Como primer paso, el reconocimiento de los dos estados propiciado por el gobierno español me parece una medida tan necesaria como valiente. Desgraciadamente la historia ha dejado heridas incurables en dos sociedades que se odian profundamente por lo que la solución de un solo estado laico, que hubiera sido más justa, ya no es posible. El estado palestino debería ser un estado viable económica y políticamente, no un enclave desértico donde yaciera una población dependiente para siempre de la caridad internacional. Oriente Próximo es un ámbito con paises inestables, pero que podrían formar un espacio de economías complementarias. Por una parte, se trata de países con una religión y lengua común, lo que posibilita la creación de un estado que posiblemente gozaría del favor de la mayoría de la población. No le faltaría fortaleza financiera (con el apoyo de Emiratos Árabes Unidos y Arabia Saudí) ni materias primas.

Por otro lado, Israel podría ser el eje del desarrollo tecnológico de una región viable en los actuales tiempos de mundialización.

Por supuesto es una utopía, pero infinitamente más racional y potencialmente posible que la realidad actual, un infierno de guerras, subdesarrollo, tiranías, campos de refugiados... donde Israel solo puede sobrevivir como enclave colonial en un estado de guerra permanente, consciente de que, en último término, la demografía de sus vecinos prevalecerá.

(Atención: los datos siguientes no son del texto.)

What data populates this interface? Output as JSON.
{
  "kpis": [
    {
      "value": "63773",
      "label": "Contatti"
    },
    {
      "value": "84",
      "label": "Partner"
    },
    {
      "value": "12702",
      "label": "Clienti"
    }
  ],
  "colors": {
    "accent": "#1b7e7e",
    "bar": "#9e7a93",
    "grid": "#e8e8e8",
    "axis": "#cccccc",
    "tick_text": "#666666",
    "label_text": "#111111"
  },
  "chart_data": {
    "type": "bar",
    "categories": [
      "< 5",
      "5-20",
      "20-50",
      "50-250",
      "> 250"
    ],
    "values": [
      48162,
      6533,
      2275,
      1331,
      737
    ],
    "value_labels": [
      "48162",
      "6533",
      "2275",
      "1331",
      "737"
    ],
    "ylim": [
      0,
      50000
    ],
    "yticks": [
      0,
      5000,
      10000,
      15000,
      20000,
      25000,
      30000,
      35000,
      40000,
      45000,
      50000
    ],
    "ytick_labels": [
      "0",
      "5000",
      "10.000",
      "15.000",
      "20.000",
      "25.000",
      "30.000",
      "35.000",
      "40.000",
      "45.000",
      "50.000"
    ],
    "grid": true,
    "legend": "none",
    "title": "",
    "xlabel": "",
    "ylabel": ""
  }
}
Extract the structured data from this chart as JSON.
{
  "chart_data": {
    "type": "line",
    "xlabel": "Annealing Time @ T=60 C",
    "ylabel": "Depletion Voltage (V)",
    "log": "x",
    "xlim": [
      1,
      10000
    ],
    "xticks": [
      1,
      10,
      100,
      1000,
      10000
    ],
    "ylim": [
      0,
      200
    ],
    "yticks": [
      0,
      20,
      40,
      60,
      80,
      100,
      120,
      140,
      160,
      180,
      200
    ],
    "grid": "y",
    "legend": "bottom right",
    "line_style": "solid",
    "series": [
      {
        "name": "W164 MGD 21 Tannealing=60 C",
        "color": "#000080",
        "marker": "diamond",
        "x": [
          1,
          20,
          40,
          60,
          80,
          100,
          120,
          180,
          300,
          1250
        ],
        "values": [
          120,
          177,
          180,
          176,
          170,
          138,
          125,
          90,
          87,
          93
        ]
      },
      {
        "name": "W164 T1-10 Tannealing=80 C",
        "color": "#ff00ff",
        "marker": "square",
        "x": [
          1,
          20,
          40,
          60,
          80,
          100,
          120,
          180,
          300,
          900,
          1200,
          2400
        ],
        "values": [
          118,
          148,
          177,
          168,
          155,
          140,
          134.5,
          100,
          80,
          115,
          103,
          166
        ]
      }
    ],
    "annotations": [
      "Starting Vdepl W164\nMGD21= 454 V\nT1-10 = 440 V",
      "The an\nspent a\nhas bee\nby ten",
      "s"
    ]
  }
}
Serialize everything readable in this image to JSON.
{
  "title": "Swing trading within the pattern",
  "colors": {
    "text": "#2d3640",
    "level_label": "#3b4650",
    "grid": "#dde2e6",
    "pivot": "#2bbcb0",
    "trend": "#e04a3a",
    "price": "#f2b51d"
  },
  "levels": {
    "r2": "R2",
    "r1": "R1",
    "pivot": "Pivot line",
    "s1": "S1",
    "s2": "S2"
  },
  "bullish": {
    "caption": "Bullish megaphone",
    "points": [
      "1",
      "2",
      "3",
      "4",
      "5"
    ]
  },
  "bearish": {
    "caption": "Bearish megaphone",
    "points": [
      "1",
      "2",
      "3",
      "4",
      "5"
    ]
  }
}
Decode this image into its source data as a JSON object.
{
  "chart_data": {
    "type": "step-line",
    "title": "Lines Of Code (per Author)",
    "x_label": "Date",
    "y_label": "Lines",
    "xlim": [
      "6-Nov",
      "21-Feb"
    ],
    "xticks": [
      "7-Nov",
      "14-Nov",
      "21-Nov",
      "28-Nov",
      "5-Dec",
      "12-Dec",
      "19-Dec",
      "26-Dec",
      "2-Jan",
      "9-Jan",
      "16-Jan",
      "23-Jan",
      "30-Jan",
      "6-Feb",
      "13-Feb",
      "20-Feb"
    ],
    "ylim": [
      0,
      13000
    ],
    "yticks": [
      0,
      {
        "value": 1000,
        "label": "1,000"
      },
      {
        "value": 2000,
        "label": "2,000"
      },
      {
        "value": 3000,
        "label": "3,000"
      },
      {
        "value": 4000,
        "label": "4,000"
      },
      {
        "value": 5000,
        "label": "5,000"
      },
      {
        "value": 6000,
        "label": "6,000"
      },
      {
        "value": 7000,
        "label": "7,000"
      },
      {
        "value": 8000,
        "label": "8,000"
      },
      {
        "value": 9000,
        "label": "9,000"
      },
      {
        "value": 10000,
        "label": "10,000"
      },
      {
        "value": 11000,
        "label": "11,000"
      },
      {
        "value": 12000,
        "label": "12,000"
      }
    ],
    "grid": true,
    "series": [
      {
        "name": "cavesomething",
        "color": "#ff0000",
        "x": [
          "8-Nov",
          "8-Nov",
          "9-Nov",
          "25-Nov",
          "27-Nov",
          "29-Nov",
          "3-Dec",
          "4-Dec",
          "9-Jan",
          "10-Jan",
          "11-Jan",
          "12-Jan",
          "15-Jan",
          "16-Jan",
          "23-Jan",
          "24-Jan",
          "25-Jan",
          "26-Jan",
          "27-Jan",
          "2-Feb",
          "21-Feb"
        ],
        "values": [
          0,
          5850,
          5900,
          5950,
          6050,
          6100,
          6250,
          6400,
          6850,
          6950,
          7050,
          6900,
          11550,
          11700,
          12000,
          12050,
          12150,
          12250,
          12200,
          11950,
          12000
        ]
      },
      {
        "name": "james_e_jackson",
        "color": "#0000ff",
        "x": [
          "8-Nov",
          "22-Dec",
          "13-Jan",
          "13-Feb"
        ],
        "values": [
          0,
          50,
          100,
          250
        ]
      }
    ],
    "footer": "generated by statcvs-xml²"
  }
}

Todavía es posible iniciar un proceso, necesariamente lento, conflictivo y frustrante de pacificación y seguridad antes de que fascistas como Netanyahu y terroristas árabes fanatizados impongan su agenda de exterminio mutuo y provoquen en Europa el regreso del antisemitismo, la islamofobia y el racismo.

Ahora que estamos en vísperas de las elecciones europeas es conveniente tomar nota del papel ridículo de Europa en este conflicto. Europa es un sueño que se va diluyendo en pesadilla, un ente inocuo incapaz de representar los valores de la Ilustración.